Characterization of immiscible phase displacement in heterogeneous pore structures: Parallel multicomponent lattice Boltzmann simulation and experimental validation using three-dimensional printing technology

Understanding and characterization of immiscible-fluid displacement mechanisms in pore structures are required for enhanced hydrocarbon resource recovery in unconventional tight reservoirs. The displacement process of immiscible fluids in a porous structure on the pore scale has been widely simulated and characterized via lattice Boltzmann (LB) methods. However, owing to the heterogeneity and tortuosity of rock pore structures, it is difficult to numerically represent the real irregular geometry and accurately describe the varied immiscible interfaces in experiments using LB simulation. A low mesh resolution is usually applied, which causes simulation inaccuracy compared to realistic displacement behaviors.
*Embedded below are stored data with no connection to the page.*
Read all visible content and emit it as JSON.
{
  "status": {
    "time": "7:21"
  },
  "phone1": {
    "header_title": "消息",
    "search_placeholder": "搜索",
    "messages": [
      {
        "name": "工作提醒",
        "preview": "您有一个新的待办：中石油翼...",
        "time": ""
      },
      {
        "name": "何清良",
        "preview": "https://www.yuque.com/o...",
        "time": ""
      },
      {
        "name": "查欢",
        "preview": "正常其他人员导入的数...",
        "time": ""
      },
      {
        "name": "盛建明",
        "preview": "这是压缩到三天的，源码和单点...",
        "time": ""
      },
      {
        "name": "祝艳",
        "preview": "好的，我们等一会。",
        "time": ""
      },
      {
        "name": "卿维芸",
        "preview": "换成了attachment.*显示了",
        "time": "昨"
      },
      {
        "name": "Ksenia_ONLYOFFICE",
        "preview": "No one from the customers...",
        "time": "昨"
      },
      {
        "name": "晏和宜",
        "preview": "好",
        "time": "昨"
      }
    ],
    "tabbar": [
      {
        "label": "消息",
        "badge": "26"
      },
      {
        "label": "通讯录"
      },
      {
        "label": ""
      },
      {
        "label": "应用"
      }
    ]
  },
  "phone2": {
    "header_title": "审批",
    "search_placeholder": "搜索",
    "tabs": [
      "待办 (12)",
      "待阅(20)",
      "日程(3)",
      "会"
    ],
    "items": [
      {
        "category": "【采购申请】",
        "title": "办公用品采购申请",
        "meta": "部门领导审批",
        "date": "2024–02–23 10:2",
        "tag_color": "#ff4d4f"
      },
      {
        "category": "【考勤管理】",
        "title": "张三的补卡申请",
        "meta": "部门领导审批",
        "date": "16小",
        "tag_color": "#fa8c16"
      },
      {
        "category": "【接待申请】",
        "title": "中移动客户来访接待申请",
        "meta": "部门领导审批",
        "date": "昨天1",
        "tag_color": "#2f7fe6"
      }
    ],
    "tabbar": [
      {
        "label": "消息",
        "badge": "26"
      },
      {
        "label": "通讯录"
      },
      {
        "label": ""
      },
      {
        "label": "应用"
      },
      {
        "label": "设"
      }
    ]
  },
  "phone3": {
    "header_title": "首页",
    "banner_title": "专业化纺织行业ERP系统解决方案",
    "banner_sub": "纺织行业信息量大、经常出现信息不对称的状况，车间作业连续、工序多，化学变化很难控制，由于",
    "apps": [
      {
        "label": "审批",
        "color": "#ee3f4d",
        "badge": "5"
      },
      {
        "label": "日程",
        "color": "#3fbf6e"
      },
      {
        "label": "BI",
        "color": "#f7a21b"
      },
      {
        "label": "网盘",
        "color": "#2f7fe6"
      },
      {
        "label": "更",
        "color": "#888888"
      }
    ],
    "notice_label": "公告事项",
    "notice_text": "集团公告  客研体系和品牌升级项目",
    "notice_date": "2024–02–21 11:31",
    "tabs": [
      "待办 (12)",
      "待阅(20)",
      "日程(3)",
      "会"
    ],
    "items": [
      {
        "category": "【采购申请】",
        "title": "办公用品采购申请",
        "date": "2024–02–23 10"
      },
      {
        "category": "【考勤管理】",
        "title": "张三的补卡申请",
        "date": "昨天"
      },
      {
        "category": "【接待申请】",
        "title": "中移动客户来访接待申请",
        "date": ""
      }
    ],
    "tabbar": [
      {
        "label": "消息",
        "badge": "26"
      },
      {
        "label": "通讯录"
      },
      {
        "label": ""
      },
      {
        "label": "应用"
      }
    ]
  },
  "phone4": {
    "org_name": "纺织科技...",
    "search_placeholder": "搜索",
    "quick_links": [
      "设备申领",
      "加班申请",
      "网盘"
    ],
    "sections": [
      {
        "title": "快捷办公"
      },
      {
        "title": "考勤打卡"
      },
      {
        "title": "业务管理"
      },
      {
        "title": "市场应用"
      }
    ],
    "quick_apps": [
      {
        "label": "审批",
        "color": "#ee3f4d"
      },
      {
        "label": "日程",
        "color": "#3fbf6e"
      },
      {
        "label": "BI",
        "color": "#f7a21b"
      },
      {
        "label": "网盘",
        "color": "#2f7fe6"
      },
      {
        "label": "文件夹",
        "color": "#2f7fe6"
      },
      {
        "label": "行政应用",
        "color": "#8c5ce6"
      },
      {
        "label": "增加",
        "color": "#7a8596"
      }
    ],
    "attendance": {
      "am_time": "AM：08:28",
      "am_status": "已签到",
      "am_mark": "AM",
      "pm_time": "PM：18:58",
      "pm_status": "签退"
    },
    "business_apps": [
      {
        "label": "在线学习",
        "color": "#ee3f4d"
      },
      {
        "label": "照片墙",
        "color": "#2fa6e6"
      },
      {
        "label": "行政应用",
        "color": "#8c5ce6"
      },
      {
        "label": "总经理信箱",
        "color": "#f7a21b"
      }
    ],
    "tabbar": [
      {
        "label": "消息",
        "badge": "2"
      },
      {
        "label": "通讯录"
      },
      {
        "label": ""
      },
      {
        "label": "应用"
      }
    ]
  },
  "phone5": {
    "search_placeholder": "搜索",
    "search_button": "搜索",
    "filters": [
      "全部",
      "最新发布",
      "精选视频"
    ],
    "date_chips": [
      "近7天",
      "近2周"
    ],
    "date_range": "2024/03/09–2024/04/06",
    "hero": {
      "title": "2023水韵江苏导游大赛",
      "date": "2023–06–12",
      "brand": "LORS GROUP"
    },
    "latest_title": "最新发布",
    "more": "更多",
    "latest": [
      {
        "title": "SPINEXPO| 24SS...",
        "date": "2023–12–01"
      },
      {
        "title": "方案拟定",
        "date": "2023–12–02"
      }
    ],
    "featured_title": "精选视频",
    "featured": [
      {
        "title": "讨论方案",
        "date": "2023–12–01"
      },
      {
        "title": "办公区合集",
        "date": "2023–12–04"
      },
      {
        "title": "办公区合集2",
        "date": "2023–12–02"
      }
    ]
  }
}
In this study, we introduce a multicomponent LB model with high-resolution meshes to investigate immiscible oil-water displacement in heterogeneous pore structures. The pore-scale LB model is established using information extracted from a realistic reservoir rock. A parallel computing algorithm is integrated into the model to accelerate the LB simulation. To verify the LB simulation, an oil-water displacement experiment is conducted using a transparent pore model replicated using three-dimensional printing (3DP) technology and information on the real porous rock. Owing to the sensitivity of the interfacial condition at the inlet, the inlet buffer was designed to relieve injecting perturbations in experiments, and an artificial velocity profile was applied in the simulation to approximate this relieved interface. Comparison of the LB simulation and experiment data indicates that the suggested parallel multicomponent LB method can simulate the oil-water displacement process in heterogeneous pore structures well. This study provides a method for characterizing the immiscible fluid displacement mechanism in a porous structure and forecasting the preferential flow path in a heterogeneous structure with a certain water wettability.